Sandia physicist Jim Bailey wins APS John Dawson award
By testing bits of iron at the temperature of the sun, Jim Bailey (1683) and his team have provided key data to improve the Standard Solar Model, widely used by astrophysicists to help model the behavior of stars.
For this work, Jim will receive the American Physical Society’s annual John Dawson Award for excellence in plasma physics research.
Says Jim, “I am thrilled to receive the 2016 APS Dawson Award. It is an honor not only for me, but also for my multi-institutional team and the Pulsed Power Sciences Center at Sandia. I worked on this project for more than a decade and it is an extraordinary feeling to know that my peers believe it was time well spent.”

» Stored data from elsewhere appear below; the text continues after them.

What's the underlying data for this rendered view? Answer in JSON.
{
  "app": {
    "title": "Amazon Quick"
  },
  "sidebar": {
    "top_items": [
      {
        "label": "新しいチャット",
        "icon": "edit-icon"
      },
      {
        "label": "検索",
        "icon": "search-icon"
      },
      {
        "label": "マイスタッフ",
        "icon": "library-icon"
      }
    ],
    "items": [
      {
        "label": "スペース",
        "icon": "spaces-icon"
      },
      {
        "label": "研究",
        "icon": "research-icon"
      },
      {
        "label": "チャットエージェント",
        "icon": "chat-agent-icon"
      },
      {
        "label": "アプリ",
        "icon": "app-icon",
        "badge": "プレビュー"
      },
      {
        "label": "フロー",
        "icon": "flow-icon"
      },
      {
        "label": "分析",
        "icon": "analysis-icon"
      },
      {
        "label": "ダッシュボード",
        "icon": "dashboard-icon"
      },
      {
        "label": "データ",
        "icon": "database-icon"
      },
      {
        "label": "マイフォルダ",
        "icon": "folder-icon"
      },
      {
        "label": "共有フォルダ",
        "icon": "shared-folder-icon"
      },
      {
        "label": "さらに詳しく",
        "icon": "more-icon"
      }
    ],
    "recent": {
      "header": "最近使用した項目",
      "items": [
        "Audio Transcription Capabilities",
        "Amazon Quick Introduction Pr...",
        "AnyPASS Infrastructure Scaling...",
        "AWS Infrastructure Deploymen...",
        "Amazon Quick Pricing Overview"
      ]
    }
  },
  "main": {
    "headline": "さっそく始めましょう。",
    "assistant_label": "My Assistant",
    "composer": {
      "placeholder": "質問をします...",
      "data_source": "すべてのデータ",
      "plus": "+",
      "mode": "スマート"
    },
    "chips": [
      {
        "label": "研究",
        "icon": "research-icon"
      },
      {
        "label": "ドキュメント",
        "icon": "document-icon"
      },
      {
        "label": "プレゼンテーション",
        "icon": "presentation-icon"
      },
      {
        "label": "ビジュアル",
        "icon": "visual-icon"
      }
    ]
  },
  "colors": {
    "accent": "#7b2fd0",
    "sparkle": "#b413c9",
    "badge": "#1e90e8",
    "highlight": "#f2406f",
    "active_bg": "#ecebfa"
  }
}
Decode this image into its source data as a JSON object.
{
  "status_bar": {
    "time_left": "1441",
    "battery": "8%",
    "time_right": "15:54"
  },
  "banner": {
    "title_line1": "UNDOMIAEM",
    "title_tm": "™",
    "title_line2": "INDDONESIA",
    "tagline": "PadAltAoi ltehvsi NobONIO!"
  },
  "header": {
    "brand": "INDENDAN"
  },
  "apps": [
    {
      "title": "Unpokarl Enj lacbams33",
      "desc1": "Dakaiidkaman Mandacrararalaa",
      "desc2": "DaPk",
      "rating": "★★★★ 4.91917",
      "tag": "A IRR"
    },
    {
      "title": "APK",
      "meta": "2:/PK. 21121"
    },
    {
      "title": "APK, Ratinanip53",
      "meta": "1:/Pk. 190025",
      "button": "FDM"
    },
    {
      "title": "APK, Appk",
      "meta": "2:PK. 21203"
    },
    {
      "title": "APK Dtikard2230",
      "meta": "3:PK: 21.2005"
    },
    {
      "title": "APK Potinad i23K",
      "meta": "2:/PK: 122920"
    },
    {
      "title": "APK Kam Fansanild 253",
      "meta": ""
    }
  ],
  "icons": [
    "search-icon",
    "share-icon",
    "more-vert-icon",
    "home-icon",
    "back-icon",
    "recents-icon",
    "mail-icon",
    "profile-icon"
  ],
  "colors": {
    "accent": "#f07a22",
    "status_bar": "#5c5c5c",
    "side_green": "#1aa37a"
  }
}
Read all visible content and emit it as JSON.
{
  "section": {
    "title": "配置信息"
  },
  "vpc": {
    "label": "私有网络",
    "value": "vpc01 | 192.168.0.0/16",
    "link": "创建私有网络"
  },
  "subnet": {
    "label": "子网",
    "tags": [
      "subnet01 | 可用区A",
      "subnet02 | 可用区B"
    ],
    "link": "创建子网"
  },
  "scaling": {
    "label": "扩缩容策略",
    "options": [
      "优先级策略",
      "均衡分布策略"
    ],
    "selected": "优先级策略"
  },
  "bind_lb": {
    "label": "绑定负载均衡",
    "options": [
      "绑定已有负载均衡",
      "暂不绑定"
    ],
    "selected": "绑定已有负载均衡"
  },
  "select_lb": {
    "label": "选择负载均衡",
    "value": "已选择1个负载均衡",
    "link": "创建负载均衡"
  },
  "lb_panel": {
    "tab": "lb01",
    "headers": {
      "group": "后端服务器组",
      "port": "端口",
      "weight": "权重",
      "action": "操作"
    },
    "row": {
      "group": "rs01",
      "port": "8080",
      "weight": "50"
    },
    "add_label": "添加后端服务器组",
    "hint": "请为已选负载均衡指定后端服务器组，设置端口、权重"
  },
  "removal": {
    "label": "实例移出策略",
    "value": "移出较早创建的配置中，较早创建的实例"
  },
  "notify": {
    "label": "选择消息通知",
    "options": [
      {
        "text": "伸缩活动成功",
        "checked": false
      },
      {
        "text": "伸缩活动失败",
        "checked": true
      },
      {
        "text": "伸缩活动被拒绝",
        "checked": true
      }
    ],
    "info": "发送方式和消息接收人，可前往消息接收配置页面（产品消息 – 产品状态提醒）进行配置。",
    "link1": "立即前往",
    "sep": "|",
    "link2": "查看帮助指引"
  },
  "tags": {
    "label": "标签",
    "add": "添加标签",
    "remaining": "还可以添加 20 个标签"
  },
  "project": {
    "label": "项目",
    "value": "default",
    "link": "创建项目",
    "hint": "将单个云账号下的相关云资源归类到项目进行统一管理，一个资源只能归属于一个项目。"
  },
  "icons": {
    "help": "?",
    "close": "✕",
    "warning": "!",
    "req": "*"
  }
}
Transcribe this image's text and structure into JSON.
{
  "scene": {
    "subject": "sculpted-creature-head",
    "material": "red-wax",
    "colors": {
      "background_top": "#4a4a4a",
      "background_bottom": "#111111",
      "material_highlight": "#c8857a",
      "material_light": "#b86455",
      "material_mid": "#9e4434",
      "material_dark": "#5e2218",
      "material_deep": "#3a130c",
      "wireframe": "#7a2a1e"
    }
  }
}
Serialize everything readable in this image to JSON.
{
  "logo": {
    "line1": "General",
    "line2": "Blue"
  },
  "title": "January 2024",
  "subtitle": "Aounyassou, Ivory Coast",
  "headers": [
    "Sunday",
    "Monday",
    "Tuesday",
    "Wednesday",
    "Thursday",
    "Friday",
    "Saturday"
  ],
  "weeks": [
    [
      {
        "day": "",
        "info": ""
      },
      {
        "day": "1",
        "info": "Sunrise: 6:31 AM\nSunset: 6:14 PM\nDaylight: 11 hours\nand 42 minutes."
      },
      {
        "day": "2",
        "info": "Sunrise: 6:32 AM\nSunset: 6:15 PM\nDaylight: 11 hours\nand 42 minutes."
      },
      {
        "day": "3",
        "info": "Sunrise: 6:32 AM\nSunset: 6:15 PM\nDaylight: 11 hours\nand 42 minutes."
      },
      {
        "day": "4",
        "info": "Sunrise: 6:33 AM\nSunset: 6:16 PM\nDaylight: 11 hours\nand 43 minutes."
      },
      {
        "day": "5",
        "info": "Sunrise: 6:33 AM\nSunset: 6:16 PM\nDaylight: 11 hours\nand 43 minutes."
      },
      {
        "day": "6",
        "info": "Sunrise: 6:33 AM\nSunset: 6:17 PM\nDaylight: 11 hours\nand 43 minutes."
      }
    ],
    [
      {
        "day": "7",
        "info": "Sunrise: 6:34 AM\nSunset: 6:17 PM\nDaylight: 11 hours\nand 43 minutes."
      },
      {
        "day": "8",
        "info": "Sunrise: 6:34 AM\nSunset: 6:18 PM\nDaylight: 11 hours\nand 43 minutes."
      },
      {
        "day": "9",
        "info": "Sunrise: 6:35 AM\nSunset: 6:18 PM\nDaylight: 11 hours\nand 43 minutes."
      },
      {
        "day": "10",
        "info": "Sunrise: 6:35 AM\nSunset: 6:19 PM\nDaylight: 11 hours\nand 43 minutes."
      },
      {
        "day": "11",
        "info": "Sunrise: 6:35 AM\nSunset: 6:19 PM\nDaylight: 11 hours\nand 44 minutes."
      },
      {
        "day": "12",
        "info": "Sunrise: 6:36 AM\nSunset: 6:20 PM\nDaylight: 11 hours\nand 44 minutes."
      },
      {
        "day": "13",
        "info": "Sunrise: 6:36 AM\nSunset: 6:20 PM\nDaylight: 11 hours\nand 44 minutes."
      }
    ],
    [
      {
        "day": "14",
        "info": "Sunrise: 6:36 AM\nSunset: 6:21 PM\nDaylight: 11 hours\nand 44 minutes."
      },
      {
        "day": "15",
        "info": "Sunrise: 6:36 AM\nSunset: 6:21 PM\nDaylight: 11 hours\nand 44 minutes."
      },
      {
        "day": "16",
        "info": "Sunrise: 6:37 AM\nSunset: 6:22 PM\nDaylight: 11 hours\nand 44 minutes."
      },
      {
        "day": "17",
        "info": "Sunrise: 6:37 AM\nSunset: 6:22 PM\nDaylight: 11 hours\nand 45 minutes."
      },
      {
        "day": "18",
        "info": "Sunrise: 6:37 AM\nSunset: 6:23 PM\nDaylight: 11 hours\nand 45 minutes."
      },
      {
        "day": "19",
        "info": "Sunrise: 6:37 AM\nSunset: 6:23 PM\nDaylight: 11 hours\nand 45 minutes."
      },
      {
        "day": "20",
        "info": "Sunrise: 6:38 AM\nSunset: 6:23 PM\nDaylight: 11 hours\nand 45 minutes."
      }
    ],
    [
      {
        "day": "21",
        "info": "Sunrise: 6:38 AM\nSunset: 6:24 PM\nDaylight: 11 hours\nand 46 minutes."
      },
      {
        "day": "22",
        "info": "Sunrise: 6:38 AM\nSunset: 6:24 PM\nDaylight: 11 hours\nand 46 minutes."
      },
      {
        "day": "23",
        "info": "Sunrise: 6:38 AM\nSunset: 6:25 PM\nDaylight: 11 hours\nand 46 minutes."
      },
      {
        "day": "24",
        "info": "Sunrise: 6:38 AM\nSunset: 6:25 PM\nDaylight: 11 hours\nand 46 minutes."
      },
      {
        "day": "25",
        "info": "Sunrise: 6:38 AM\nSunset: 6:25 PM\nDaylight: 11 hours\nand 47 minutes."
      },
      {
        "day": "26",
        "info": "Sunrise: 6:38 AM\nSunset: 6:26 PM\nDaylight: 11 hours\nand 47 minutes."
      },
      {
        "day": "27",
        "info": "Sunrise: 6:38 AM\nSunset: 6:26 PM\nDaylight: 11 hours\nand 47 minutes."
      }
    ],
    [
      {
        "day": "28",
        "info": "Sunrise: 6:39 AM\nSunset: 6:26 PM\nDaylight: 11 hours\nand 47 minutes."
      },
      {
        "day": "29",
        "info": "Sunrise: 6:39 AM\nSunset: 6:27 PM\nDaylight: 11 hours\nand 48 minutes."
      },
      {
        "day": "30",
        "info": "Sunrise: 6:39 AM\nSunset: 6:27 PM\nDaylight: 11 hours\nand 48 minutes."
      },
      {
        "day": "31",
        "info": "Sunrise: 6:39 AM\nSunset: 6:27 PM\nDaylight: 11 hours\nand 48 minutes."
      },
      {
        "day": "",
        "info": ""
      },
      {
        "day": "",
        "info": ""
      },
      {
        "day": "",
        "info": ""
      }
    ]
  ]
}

He adds that “the achievement was clearly enabled by my talented Sandia teammates: Greg Rochau (1680), Taisuke Nagayama and Guillaume Loisel (both 1683), and Stephanie Hansen (1684). We benefited from consistently supportive management and the opportunity to perform experiments with the Sandia Z facility, one of the world’s preeminent scientific instruments.”
The exacting work measured iron’s capacity to hinder the migration of energy originating deep in the sun’s interior. Jim and his team were able to determine that iron’s ability to absorb X-ray radiation near the edge of the sun’s radiative zone was much greater than formerly surmised. The new, experimentally derived figures provided a dose of reality to the models of theoreticians.
“The exquisite measurements made by Jim and his colleagues have triggered enormous interest in the stellar and high energy density physics communities,” says Keith Matzen, director of Sandia’s Pulsed Power Center 1600. “These results, from data collected over years, show the growing importance of pulsed power as an experimental platform to study laboratory astrophysics.”
Says Mike Campbell, deputy director at the Laboratory for Laser Energetics at the University of Rochester, “While previous Dawson awards for this field have been awarded to work with lasers, this is the first for a pulsed power machine like Z.”
In the words of the society, the award was made “for extraordinarily thorough laboratory opacity measurements of plasmas at realistic stellar interior conditions that directly resolve outstanding questions about solar structure, identify new theoretical challenges, and propel a new generation of precision high energy density experiments of direct astrophysical relevance.”
John Dawson was among the first to realize that computers had become powerful enough to model clouds of particles that formerly had been the object of laboratory experiments. The simulation method has since spread to many areas of science and technology and is usually considered on an equal footing with experimental and theoretical techniques. However, the three techniques work best when used to check each other.
Jim will receive the award, consisting of a monetary stipend and certificate, at the APS Division of Plasma Physics meeting in San Jose, California, Oct. 31-Nov. 4.